One summer day Queen Cristina came to me with a look of sheer consternation on her face.

“Eulalia,” she said, “I have just seen an appalling sight: an Englishwoman lying on the grass in the park.

The culprit was a lady-in-waiting, who had been brought to Spain by an English princess visiting the Court. I had some difficulty in convincing the Queen that such an action would not be considered such a shocking breach of etiquette in England as she imagined.

In France, country life in the Smart Set is more animated than in Spain, but it still lacks the spontaneity and freedom of the English out-of-doors. The châteaux are occasionally thrown open to visitors, but the guests are content to undergo the same routine as in Paris—the only difference being that it is adapted to another setting. Of course, there are hunting meets, and, of late years, garden parties, but much of the entertaining takes place indoors—dinner-parties, theatrical performances, afternoon receptions, etc. The French have not yet learned how really to live in the country, to relax and to change their entire mode of thought and activities.

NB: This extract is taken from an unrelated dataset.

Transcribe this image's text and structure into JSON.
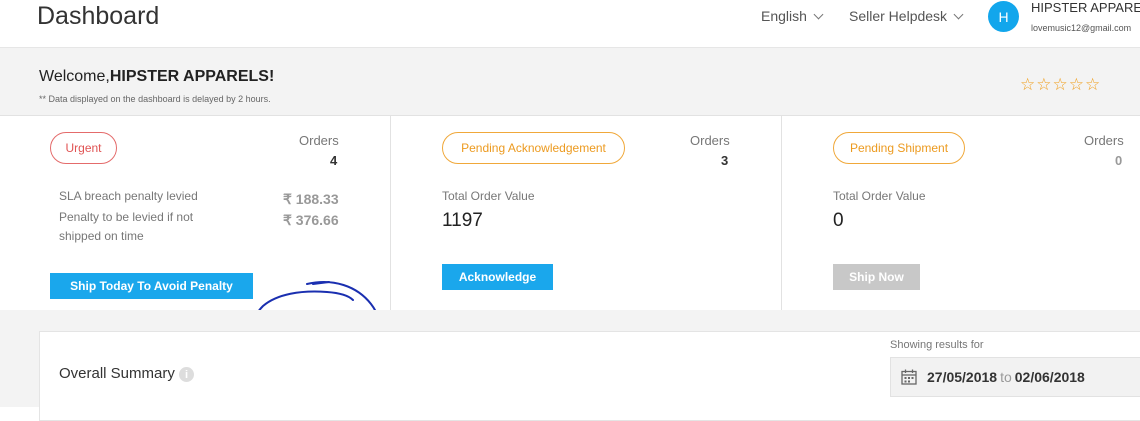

There is hardly a county in England that I am not familiar with. I have spent many weeks in Cornwall, Devon and Yorkshire, and have returned again and again to Brighton, Tunbridge Wells and Richmond. Curiously enough, during one visit to Richmond I received a message from the Duchess of Teck that her daughter, then Princess of Wales, had just given birth to her first boy. I went at once to White Lodge to offer my congratulations, and I fancy that I was the first, outside the immediate family, to hold the future Prince of Wales in my arms.

What to me is convincing proof of the change in latter years from simplicity to lavish display is the difference in the way of living I have remarked amongst many of my friends. Each time I have visited England recently I have been struck with this.

One thing that used to delight me so was the informality of the English tea. It was invariably served sans cérémonie in the drawing-room. After the servants had brought it in they retired and left us to our own devices. Neighbours frequently dropped in without warning, and often, as we gathered round a big blazing fire and ate those wonderful home-made delicacies unknown to Continentals, there was a charming feeling of expansiveness and intimacy that we never had at other times of the day.